Un calcio al regime iraniano

Una giacca nera, il nuovo simbolo di una protesta che vuole rompere il silenzio. Una protesta iniziata da donne per altre donne che ha rapidamente coinvolto il mondo: dall’Iran all’Europa, dalle casalinghe ai calciatori.

La giacca nera come il velo che copriva “male” i capelli di Mahsa, infatti, va ad affiancare tutti quegli oggetti quotidiani simbolo della parola “Basta”:  la gruccia alzata in Argentina per la depenalizzazione dell’aborto, il cucchiaio di legno agitato dalle donne in Burkina Faso contro il presidente Compaoré o le paperelle di plastica usate come scudi contro la polizia in Tailandia.

Basta aborti non sicuri, basta dittatura sessista, basta violenza.

Col capo chino o gli occhi che guardavano in alto, durante l’inno suonato prima dell’ultima amichevole in Austria, anche i calciatori iraniani hanno detto basta. E la notizia ha destato scalpore perché a protestare questa volta erano uomini, genere privilegiato in Iran e in molti paesi a prevalenza musulmana, uomini che hanno scelto di non ignorare le difficoltà delle loro connazionali, costrette a nascondersi per colpa di un governo che strumentalizza una religione che sostiene tutt’altro.

Sì, il velo fa parte delle pratiche musulmane, ma nessuna donna dovrebbe morire perché non lo indossa correttamente. Sì, le donne hanno uno status socialmente inferiore in Iran, ma nessun Corano sostiene che siano costrette a restarvici per sempre per natura. Sì, per la religione il fine del matrimonio è procreare, ma nessun Corano promuove la morte come rimedio al rifiuto di contrarre questo matrimonio, neanche se in ballo c’è la dignità della famiglia, come nel tristissimo caso di Saman Abbas.

La colpa non è del Corano. La colpa è della cultura arretrata che molti stati si ostinano a promulgare opprimendo le libertà personali, specialmente quelle femminili. La colpa è delle famiglie che non permettono alle figlie di istruirsi e di emanciparsi.

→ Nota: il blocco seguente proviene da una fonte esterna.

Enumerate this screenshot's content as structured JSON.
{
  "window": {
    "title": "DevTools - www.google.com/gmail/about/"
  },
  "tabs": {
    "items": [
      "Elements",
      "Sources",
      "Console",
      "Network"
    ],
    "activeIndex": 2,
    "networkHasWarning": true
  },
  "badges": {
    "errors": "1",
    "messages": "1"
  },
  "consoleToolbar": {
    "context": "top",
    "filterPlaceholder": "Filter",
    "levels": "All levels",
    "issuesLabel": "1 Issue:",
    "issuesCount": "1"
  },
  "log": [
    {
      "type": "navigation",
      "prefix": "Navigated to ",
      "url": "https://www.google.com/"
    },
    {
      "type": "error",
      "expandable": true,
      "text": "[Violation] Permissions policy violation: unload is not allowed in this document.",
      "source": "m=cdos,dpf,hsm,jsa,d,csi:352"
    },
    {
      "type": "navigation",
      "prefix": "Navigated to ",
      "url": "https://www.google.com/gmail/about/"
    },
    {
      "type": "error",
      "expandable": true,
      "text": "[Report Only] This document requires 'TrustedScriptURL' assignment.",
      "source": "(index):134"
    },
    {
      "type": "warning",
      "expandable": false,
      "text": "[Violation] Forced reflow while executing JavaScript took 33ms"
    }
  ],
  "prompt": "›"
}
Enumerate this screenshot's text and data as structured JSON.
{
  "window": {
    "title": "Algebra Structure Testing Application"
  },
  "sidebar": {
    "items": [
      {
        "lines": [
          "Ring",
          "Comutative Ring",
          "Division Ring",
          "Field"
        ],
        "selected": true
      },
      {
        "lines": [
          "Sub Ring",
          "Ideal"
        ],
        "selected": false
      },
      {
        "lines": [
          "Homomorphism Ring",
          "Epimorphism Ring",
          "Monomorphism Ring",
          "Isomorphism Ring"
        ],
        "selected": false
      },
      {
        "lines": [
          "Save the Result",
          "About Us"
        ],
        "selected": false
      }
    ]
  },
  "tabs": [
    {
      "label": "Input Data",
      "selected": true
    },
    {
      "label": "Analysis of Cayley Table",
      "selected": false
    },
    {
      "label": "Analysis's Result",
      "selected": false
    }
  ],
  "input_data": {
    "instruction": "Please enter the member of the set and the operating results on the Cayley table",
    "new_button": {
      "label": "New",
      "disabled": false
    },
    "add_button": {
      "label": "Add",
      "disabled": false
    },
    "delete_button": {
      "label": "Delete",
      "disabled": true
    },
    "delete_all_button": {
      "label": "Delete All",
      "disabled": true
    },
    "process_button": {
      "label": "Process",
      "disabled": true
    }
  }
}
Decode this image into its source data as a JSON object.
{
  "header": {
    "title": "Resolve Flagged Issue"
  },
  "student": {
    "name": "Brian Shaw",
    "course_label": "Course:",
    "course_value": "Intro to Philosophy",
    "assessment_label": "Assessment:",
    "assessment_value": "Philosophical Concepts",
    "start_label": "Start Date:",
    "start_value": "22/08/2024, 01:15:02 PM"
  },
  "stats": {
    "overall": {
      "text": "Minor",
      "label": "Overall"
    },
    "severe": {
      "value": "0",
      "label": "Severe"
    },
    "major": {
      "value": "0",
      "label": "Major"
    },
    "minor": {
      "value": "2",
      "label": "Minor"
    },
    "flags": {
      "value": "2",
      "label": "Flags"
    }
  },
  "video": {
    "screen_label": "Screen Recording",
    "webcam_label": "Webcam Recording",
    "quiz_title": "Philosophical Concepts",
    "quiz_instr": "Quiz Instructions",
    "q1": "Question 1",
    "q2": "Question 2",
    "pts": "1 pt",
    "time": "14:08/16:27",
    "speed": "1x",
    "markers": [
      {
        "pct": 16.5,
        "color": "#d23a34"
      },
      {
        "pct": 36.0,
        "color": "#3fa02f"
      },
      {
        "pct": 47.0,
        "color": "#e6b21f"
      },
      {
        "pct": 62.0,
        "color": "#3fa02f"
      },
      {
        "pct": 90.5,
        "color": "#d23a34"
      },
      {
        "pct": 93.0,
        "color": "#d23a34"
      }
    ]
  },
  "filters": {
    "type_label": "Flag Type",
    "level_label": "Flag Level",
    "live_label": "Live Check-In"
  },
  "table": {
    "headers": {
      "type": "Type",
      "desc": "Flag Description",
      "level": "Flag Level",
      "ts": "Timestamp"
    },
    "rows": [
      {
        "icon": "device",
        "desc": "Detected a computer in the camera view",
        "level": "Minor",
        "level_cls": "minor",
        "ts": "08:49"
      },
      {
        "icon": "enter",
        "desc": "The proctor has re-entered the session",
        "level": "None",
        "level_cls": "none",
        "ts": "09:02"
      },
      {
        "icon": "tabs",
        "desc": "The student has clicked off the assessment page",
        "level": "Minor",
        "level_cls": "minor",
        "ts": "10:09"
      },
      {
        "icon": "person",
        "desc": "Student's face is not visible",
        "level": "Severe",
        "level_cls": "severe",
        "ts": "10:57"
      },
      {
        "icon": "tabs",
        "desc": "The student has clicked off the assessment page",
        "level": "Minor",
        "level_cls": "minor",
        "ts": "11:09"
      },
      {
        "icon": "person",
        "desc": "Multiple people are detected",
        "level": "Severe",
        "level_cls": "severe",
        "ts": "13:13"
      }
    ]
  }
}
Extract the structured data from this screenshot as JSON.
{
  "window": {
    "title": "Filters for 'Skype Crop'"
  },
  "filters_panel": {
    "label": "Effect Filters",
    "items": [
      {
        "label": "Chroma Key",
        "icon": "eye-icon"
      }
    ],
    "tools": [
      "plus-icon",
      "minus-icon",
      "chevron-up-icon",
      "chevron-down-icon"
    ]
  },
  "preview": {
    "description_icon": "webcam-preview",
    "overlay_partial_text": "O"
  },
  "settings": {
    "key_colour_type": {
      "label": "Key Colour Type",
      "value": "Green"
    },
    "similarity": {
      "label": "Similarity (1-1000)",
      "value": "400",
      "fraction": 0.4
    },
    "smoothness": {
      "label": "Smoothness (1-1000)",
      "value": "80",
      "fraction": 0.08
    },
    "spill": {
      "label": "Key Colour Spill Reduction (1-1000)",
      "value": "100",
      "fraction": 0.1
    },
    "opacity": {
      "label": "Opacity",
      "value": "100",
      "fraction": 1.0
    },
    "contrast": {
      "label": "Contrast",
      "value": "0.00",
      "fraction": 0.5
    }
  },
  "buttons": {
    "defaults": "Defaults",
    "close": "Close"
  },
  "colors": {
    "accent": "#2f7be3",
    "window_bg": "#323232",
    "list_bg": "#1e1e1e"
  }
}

La colpa è del regime che fa trapelare solo un certo tipo di informazioni, quelle opprimenti e discriminatorie. La colpa è di chi ha smesso di lottare perché tanto “non cambierà mai nulla”, perché sì questa volta cambierà.

In un’Europa in cui sembrano minacciati i diritti acquisiti grazie alle rivolte femministe del ventesimo secolo, la squadra iraniana ha lanciato un messaggio: non ci sono un luogo o un momento sbagliati per protestare.

In particolare l’attaccante Sardar Azmoun ha provato a rompere la barriera del silenzio a cui lui e i suoi compagni sono costretti durante la stagione della Nazionale, postando commenti sui social  per dare voce alle tante vittime dimenticate (oltre alle recentemente note Mahsa Amini e Hadis Najafi), alle donne iraniane che scendono nelle loro piazze ogni giorno legandosi i capelli che non possono mostrare e a quelle europee che se li tagliano per solidarietà. Sfortunatamente gli autori sono stati costretti a rimuovere poco dopo i loro stessi commenti, ma il messaggio è rimasto ugualmente.

Allo stesso modo ha toccato i cuori di tutti gli artisti l’appello del regista Asghar Farhadi: si è rivolto a tutti gli uomini e a tutte le donne di spettacolo chiedendo agli scrittori di scrivere, ai ballerini di ballare, ai cantanti di cantare, agli attori di recitare.  Niente di troppo difficile insomma, ha solo chiesto ad ognuno di fare quello che meglio sa fare per uno scopo comune: la fine di un regime oppressivo e discriminatorio nei confronti di donne che meritano di essere libere quanto quelle occidentali, pur mantenendo la loro religione e il diritto di manifestarla a piacimento.

La loro indignazione è sintomo della forza di questa protesta irrefrenabile. Più i loro sforzi vengono repressi, più viene imposto il velo, più il mondo mostra sui media donne islamiche influenti che per scelta non lo indossano. Più censurano i mezzi di comunicazione, più il mondo comunica. Più l’Iran rinchiude le donne, più il mondo protesta.